Cuban scenery

Unlike most other countries with a presence in the category, Cuba has a very precise method when it comes to making rums, producing terroir-driven styles from around the island. Ian Burrell has the details


Few categories have one principal flag-bearer, but over the past quarter century Cuban rum has been one. The Havana Club story – internationally, anyway – began in 1993 when Pernod Ricard and the Cuban government joined forces (Cubaron) to bring Cuban rum to the world.  But nearly 30 years on, things are changing. With launches from some of the world’s largest spirits companies, we are only now witnessing this category’s depth and breadth.

What is Cuban rum?

There have been many attempts to categorise rum. From the meaningless white, gold and dark to the colonialist titles of English, Spanish and French. But the best approach is to borrow from the way whiskies of the world are categorised – by place of origin or geographical indication. Cuban rum, or the process of making rums the ‘Cuban way’, is distinct – and by far the most popular style of rum making in the world, at least in terms of volumes sold.

Rums from the Dominican Republic, Panama, Nicaragua and Puerto Rico have been influenced by the Cuban style of rum, which tends to lean towards a light, dry and refined profile. They are a far cry from the pot stilled-influenced high ester or heavy rums associated with Jamaica, Guyana or St Lucia, nor are they as grassy, vegetal like rhum agricoles from Martinique or Guadeloupe.

The real skill of making rum the Cuban way is the knowledge of blending multiple aged rums, as well as the masterful use of old barrels. It might be easier to obtain wood-extracted flavours from a new or lightly used barrel, but  Cuban-style rum makers seek out the oldest, almost neutral casks to create a lighter profile and minimise the big vanilla woody notes associated with other styles of rum. 

How is Cuban rum made?

The traditional Cuban style is to double age. Similar to the rums of Puerto Rico, Cuban rum uses two different types of column distillate. The first, known as aguardiente (Spanish for ‘fire water’), comes off the still at around 75% abv and is quite aromatic, flavourful, oily and has aromas of ripe sugarcane.

The second type of distillate, known as destilado de caña or redistillado is made in a modern, multi-column still, and is a much higher proof 95% abv as well as being lighter in flavour with subtle aromas. Unlike cane spirits in countries such as Jamaica, Barbados, Martinique and Guadeloupe, neither the 75% abv nor the 95% abv distillate is thought of as rum at this stage, as per the official Cuban definition.

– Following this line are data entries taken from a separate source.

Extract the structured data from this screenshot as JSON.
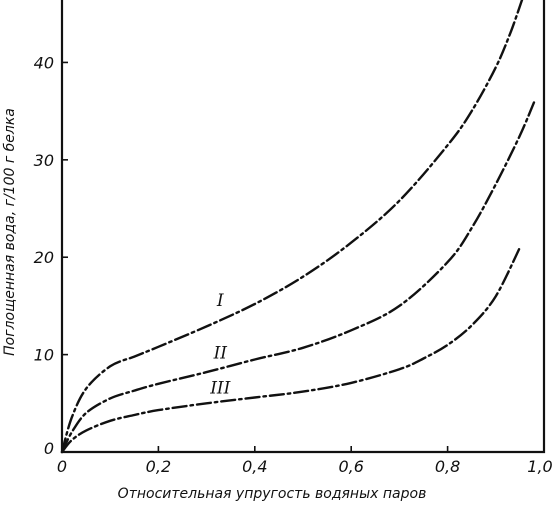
{
  "chart_data": {
    "type": "line",
    "title": "",
    "xlabel": "Относительная упругость водяных паров",
    "ylabel": "Поглощенная вода, г/100 г белка",
    "xlim": [
      0,
      1.0
    ],
    "ylim": [
      0,
      46
    ],
    "x_ticks": [
      "0",
      "0,2",
      "0,4",
      "0,6",
      "0,8",
      "1,0"
    ],
    "y_ticks": [
      "0",
      "10",
      "20",
      "30",
      "40"
    ],
    "grid": false,
    "series": [
      {
        "name": "I",
        "x": [
          0,
          0.02,
          0.05,
          0.1,
          0.15,
          0.2,
          0.3,
          0.4,
          0.5,
          0.6,
          0.7,
          0.8,
          0.85,
          0.9,
          0.93,
          0.955
        ],
        "y": [
          0,
          3.5,
          6.5,
          8.8,
          9.8,
          10.8,
          12.9,
          15.2,
          18.0,
          21.5,
          25.8,
          31.5,
          35.0,
          39.5,
          43.0,
          46.5
        ]
      },
      {
        "name": "II",
        "x": [
          0,
          0.02,
          0.05,
          0.1,
          0.15,
          0.2,
          0.3,
          0.4,
          0.5,
          0.6,
          0.7,
          0.8,
          0.85,
          0.9,
          0.95,
          0.98
        ],
        "y": [
          0,
          2.0,
          4.0,
          5.5,
          6.3,
          7.0,
          8.2,
          9.5,
          10.7,
          12.5,
          15.0,
          19.5,
          23.0,
          27.5,
          32.5,
          36.0
        ]
      },
      {
        "name": "III",
        "x": [
          0,
          0.02,
          0.05,
          0.1,
          0.15,
          0.2,
          0.3,
          0.4,
          0.5,
          0.6,
          0.7,
          0.75,
          0.8,
          0.85,
          0.9,
          0.95
        ],
        "y": [
          0,
          1.2,
          2.2,
          3.2,
          3.8,
          4.3,
          5.0,
          5.6,
          6.2,
          7.1,
          8.5,
          9.6,
          11.0,
          13.0,
          16.0,
          21.0
        ]
      }
    ],
    "annotations": [
      {
        "text": "I",
        "series": "I",
        "x": 0.345,
        "y": 15.0
      },
      {
        "text": "II",
        "series": "II",
        "x": 0.345,
        "y": 9.6
      },
      {
        "text": "III",
        "series": "III",
        "x": 0.345,
        "y": 6.0
      }
    ]
  }
}
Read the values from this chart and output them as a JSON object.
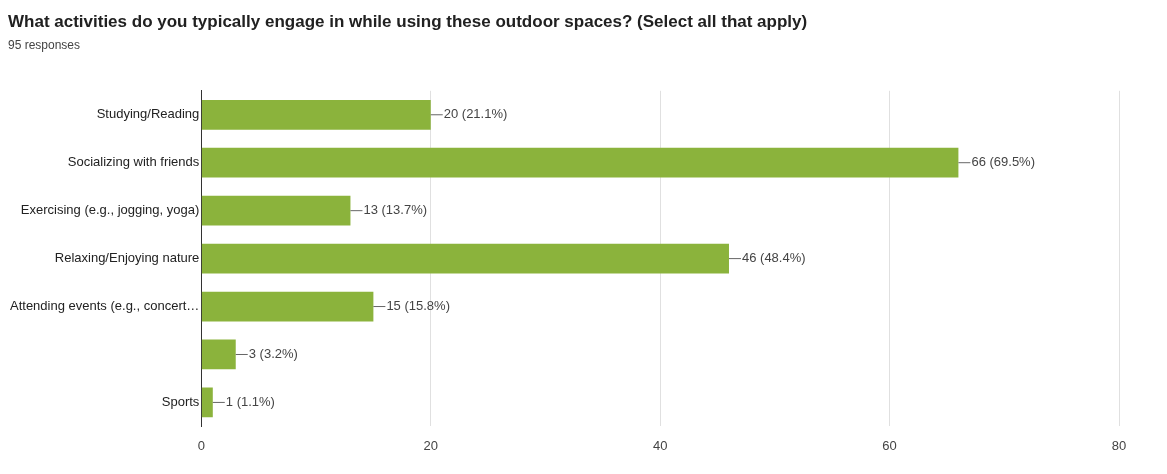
{
  "chart_data": {
    "type": "bar",
    "orientation": "horizontal",
    "title": "What activities do you typically engage in while using these outdoor spaces? (Select all that apply)",
    "subtitle": "95 responses",
    "categories": [
      "Studying/Reading",
      "Socializing with friends",
      "Exercising (e.g., jogging, yoga)",
      "Relaxing/Enjoying nature",
      "Attending events (e.g., concert…",
      null,
      "Sports"
    ],
    "values": [
      20,
      66,
      13,
      46,
      15,
      3,
      1
    ],
    "value_labels": [
      "20 (21.1%)",
      "66 (69.5%)",
      "13 (13.7%)",
      "46 (48.4%)",
      "15 (15.8%)",
      "3 (3.2%)",
      "1 (1.1%)"
    ],
    "color": "#8bb33c",
    "xlim": [
      0,
      80
    ],
    "xticks": [
      0,
      20,
      40,
      60,
      80
    ],
    "grid": "x",
    "legend": false
  }
}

The spirits are aged for a minimum of two years by law, and are then filtered then re-aged in old American oak barrels. Some Cuban rum brands will add unaged cane spirit to aged rum to create a flavour profile or ‘base’ to be re-aged accordingly.

Related article:

Which Cuban rums should I have on my back bar?

After years of negotiations, companies such as Diageo with Ron Santiago de Cuba, Moët Hennessy with Ron Eminente and Norwegian-based Island Rum Company with Ron La Progresiva de Vigia have successfully created joint ventures and partnerships with the Cuban government to exclusively distribute, sell and market their various Cuban rum brands.

Each brand is made under the strict guidelines for what defines a Cuban rum, so the use of 100% Cuban sugarcane and molasses, column still distillation only, minimum ageing of two years in American oak and a maximum bottle strength of 45% abv. But, much like Scotland has whisky made in different parts of the country that influence the flavour of the grain spirit, these Cuban rums are fermented, distilled, blended and aged in various parts of Cuba.

Their nuances are reflected by the regional profile of the terroir where they are created. On the west of the island rums are known for being intense, dry, punchy, like Havana Club 7 Year Old – perfect for various styles of classic Cuban cocktails such as the El Presidente.

Rums from the east are known for their subtle smoothness, fruity aromas and are ideal for drinking neat or with a cube of ice, like Santiago de Cuba 11.

Rums from the centre of the island, such as Eminente 7 (Villa Clara Province) and La Progresiva 13 (Ciego de Avila Province) are known for their light, fruity aromas, spices and natural sweetness, perfect for cocktails such as Daiquiris and Rum Sours.

So, in answer to the question, which one should I stock? Why not one from each region of Cuba, just as you would for scotch?

With the popularity of premium rums growing all the time, expect a few more old Cuban rum brands or new Cuban blends to appear on the market in the near future.